The defense lawyer for Michael Flynn told a judge on Tuesday that she had talked about Flynn’s criminal case in a meeting with President Donald Trump, who has been highly critical of the prosecution of his former national security advisor.
Sidney Powell, Flynn’s lawyer, told Judge Emmet Sullivan that during the conversation she had asked Trump not to grant Flynn a pardon while she continued her fight to get the judge to grant the highly unusual request by the Justice Department to dismiss the case.
Powell, speaking during a hearing in Washington, D.C., federal court, said she spoke with Trump and a White House lawyer one time in recent weeks about the case, in which Flynn has pleaded guilty to lying to FBI agents about his conversations with Russia’s ambassador to the United States before Trump’s inaguration.
“I provided the White House with an update on the overall status of the litigation,” Powell said.
“I never discussed this case with the president until recently when I asked not to issue a pardon and gave him a general update of the status of the litigation,” Powell said.
The White House declined to comment on Powell’s statement.
The hearing Tuesday is being held to consider the Justice Department’s dismissal request.
The department, which for more than a year had defended the legitimacy of its prosecution of Flynn, abruptly said last spring that it determined that there was not a legitimate reason for the FBI to have questioned Flynn.
Powell’s commments about Trump came in response to a question from Sullivan, who had asked if she had spoken to the president about the case.

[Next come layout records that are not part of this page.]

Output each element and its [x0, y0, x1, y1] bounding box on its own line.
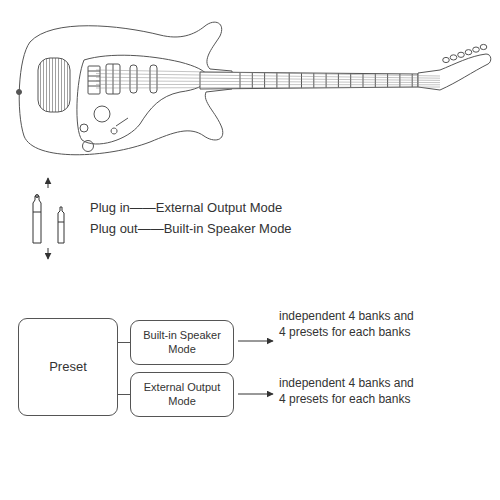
fret	[338, 73, 339, 87]
leader-arrow	[238, 341, 273, 342]
fret	[313, 73, 314, 88]
connector	[118, 342, 130, 343]
box-text: Built-in Speaker Mode	[137, 329, 227, 357]
fret	[301, 73, 302, 88]
bank-note: independent 4 banks and 4 presets for ea…	[279, 375, 419, 407]
preset-box: Preset	[18, 318, 118, 416]
fret	[375, 74, 376, 88]
string	[96, 77, 440, 80]
tuner-peg	[480, 44, 487, 49]
leader-arrow	[238, 394, 273, 395]
fret	[289, 73, 290, 88]
down-arrow	[48, 248, 49, 259]
fret	[326, 73, 327, 88]
fret	[363, 73, 364, 87]
up-arrow	[48, 178, 49, 188]
frets	[240, 72, 412, 88]
bank-note: independent 4 banks and 4 presets for ea…	[279, 308, 419, 340]
output-jack	[17, 90, 22, 95]
fret	[387, 74, 388, 88]
tuner-peg	[458, 52, 465, 57]
fret	[276, 73, 277, 89]
box-text: Preset	[49, 359, 87, 375]
strings	[96, 70, 440, 88]
bridge-saddles	[88, 71, 100, 86]
large-jack-plug	[33, 195, 41, 244]
fret	[240, 72, 241, 88]
fret	[412, 74, 413, 87]
guitar-neck	[200, 72, 418, 89]
speaker-grille	[38, 58, 70, 112]
small-jack-plug	[58, 207, 64, 243]
tuner-peg	[450, 55, 457, 60]
mode-box: External Output Mode	[130, 372, 234, 417]
box-text: External Output Mode	[137, 381, 227, 409]
mode-note: Plug out——Built-in Speaker Mode	[90, 220, 390, 238]
tuners	[443, 44, 487, 62]
volume-knob	[94, 106, 110, 122]
single-coil-pickup	[130, 65, 137, 93]
string	[96, 84, 440, 85]
tone-knob	[83, 141, 94, 152]
string	[96, 81, 440, 83]
fret	[252, 72, 253, 88]
pickguard	[77, 55, 210, 144]
connector	[118, 394, 130, 395]
tuner-peg	[465, 50, 472, 55]
string	[96, 70, 440, 76]
tuner-peg	[473, 47, 480, 52]
fret	[399, 74, 400, 87]
fret	[350, 73, 351, 87]
string	[96, 87, 440, 88]
single-coil-pickup	[150, 65, 157, 93]
knob	[80, 124, 88, 132]
mode-note: Plug in——External Output Mode	[90, 199, 390, 217]
selector-switch	[111, 118, 128, 134]
mode-box: Built-in Speaker Mode	[130, 320, 234, 365]
humbucker-pickup	[106, 64, 120, 94]
tuner-peg	[443, 57, 450, 62]
fret	[264, 73, 265, 89]
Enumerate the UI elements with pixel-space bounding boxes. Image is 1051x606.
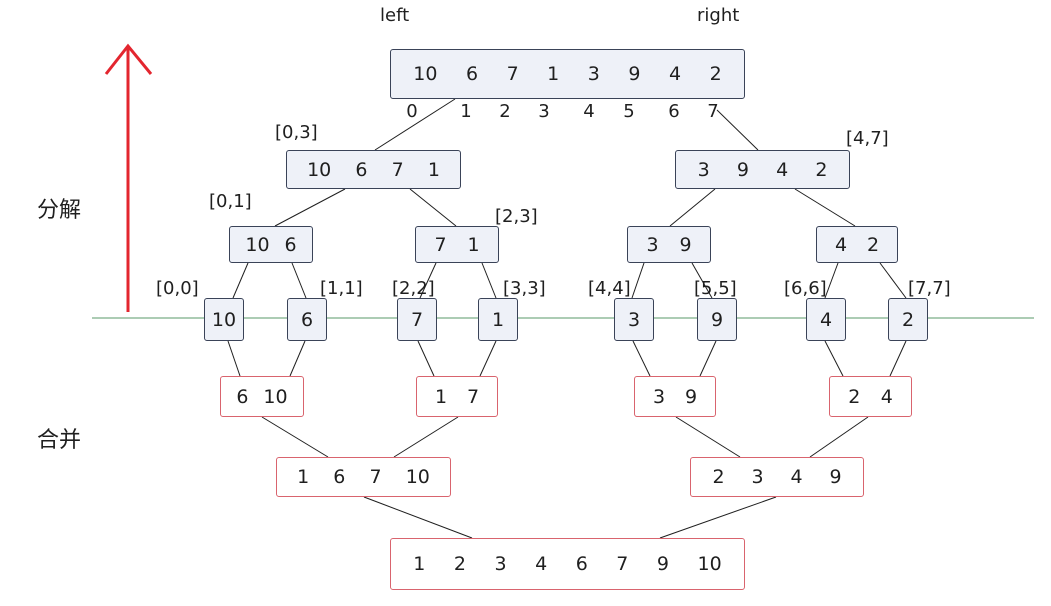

She at first balked at answering him, arguing that she would be barred from doing so by executive privilege. But Powell then
Powell during the hearing later asked Sullivan to recuse himself from the case, on grounds that included the judge opposing her prior appeal of his refusal to grant Flynn a prompt dismissal.
Flynn, who is a retired Army lieutenant general, only briefly served as Trump’s first national secuity advisor.
He was fired after lying to Vice President Mike Pence about the nature of his conversations with Russian ambassador Sergey Kislyak.
He pleaded guilty in December 2017 to lying to FBI agents who had questioned him about his talks with Kislyak.
Flynn admitted falsely telling agents that he and Kislyak had not discussed the need for Russia not to retaliate against the United States for sanctions put on Russia by the outgoing Obama administration as punishment for interfering in the 2016 presidential election.
Flynn’s originally scheduled sentencing in December 2018 was aborted after Sullivan angrily admonished him, telling Flynn he had “arguably” sold out his country, and after the judge indicated he was considering sending Flynn to jail for his crime.
The judge then suspended the sentencing, saying he wanted to give Flynn more time to complete his cooperation with then-special counsel Robert Mueller’s investigation into Russian interference in the 2016 election, and possible collusion with that meddling by members of Trump’s campaign.
Flynn cooperated for several more months, but then hired a new lawyer and began laying the groundework to undo his guilty plea.
The Justice Department, which had opposed his efforts to have the case tossed out, earlier this year abruptly abandoned that position, and asked Sullivan to dismiss the case, a move that drew widespread criticism by Democrats and former prosecutors.
Sullivan did not act on that dismissal request. Instead, the judge appointed a former federal judge, the lawyer John Gleeson, to make arguments opposing that request, to be considered by Sullivan in deciding whether to toss out the charge, or move to sentence Flynn.
Gleeson advised Sullivan that the case should not be dismissed, arguing that the Justice Department had engaged in “a gross abuse of prosecutorial power.”
“The Government has engaged in highly irregular conduct to benefit a political ally of the President,” Gleeson wrote.
Flynn and the Justice Department then filed an appeal, asking a three-judge appeals panel to compel dismissal of the case, arguing that Sullivan had overstepped his authority.
That panel agreed, and ordered the dismissal.
But Sullivan then appealed that dismissal.
Earlier this month, a panel of most of the judges on the Court of Appeals for the District of Columbia Circuit overturned the smaller panel’s order, and sent the case back to Sullivan for consideration.